Il Festival si arricchisce quest’anno col Concorso Nazionale per giovani trombettisti emergenti che saranno giudicati da una qualificata giuria composta da noti giornalisti di testate locali e nazionali e da rappresentanti di Ijc, l’associazione dei jazz club italiani e del Midj, l’Associazione dei musicisti italiani di jazz. Il Concorso, il cui bando sarà pubblicato ai primi di giugno, prevede il coinvolgimento dei Conservatori con la cattedra di Jazz, ma anche di tutte le scuole private che prevedono dei corsi di musica jazz, per la sua necessaria e doverosa pubblicizzazione, sia sui diversi media di settore e sia su numerosi media locali e nazionali.

"Dopo una prima e severa selezione, i 9 concorrenti scelti per la finale, si esibiranno dal vivo nella seconda tranche di questo Festival,  il 23-24-25 settembre, in apertura delle varie serate, e il  vincitore potrà godere di una borsa di studio sullo strumento (la tromba) nella prestigiosa Work Shop Jazz School di New York (https://www.facebook.com/newyorkjazzworkshop/), con la quale il Naima è da tempo in contatto, per la durata di 10 giorni, oltre alla pubblicazione di un Cd e la possibilità di poter suonare in 5 piccoli teatri di cui è ricca la Romagna ma anche in 5 jazz club del circuito nazionale di Ijc", spiega Minisci.

Gli eventi collaterali

Nel corso delle tre tranche del Festival sono previste anche diverse iniziative collaterali.

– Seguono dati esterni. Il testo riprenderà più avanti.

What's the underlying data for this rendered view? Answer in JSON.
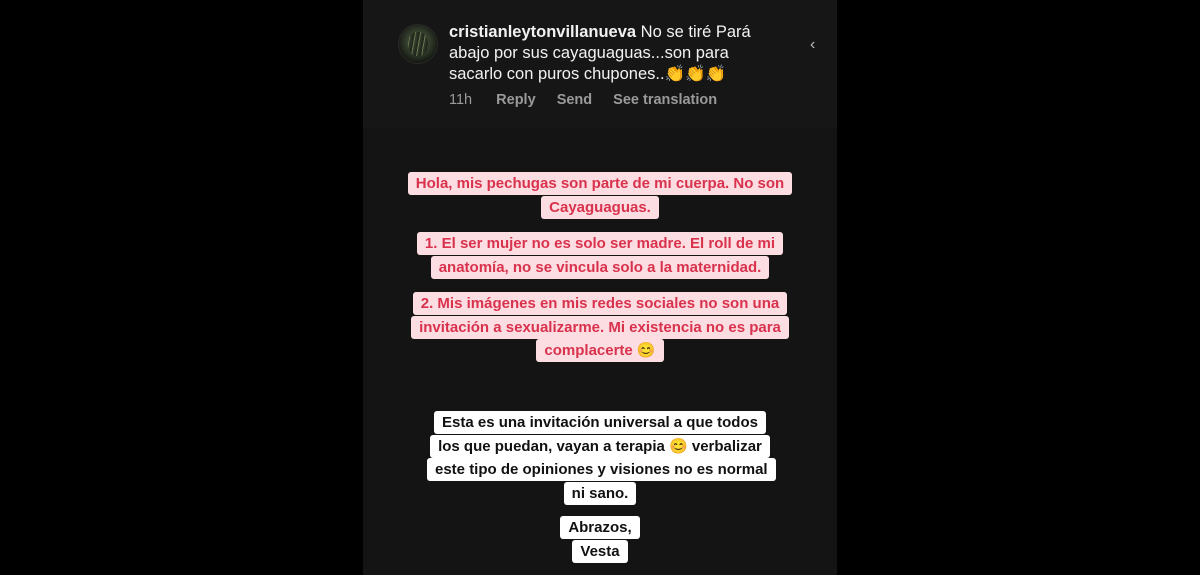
{
  "comment": {
    "username": "cristianleytonvillanueva",
    "text": "No se tiré Pará abajo por sus cayaguaguas...son para sacarlo con puros chupones..👏👏👏",
    "time": "11h",
    "reply_label": "Reply",
    "send_label": "Send",
    "translate_label": "See translation"
  },
  "story_text": {
    "pink": [
      "Hola, mis pechugas son parte de mi cuerpa. No son Cayaguaguas.",
      "1. El ser mujer no es solo ser madre. El roll de mi anatomía, no se vincula solo a la maternidad.",
      "2. Mis imágenes en mis redes sociales no son una invitación a sexualizarme. Mi existencia no es para complacerte 😊"
    ],
    "white": [
      "Esta es una invitación universal a que todos los que puedan, vayan a terapia 😊 verbalizar este tipo de opiniones y visiones no es normal ni sano.",
      "Abrazos, Vesta"
    ]
  },
  "icons": {
    "chevron": "chevron-left-icon",
    "avatar": "user-avatar"
  },
  "colors": {
    "pink_bg": "#fcdde2",
    "pink_text": "#d9324d",
    "dark_bg": "#141414"
  }
}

Entra nel dettaglio Minisci: "Ci sarà la presentazione di alcuni film sulla vita di Chet Baker, ma anche la partecipazione di alcuni scrittori e studenti che hanno scritto romanzi, saggi e tesi di laurea sul mitico trombettista, come Roberto Cotroneo, Domenico Manzione, Marco di Gennaro e Daniele Odorici". Tra gli appuntamenti, aggiunge, "il gemellaggio tra l’Hotel Hendrik di Amsterdam, dove la mattina del 13 maggio del 1988 Chet Baker perse la vita e il Petit Arquebuse di Forlì, dove il trombettista si fermò a bere un bicchiere di Sangiovese prima del concerto al Naima club, nel 1984".

"Per questo curioso episodio anche qui è stato ricordato con una targa affissa di fianco all’ingresso del locale, la realizzazione di un grande murales sulla facciata di un edificio cittadino con l’effige del famoso musicista, e la realizzazione della “Rotonda del Jazz”,  sulla via Emilia, la nostra strada del jazz, con le sagome, ad altezza d’uomo, di 4 famosi personaggi del jazz internazionale, in rame sbalzato". "Si spera - conclude - anche nella partecipazione di Carol Baker, l’unica moglie ufficiale del grande musicista".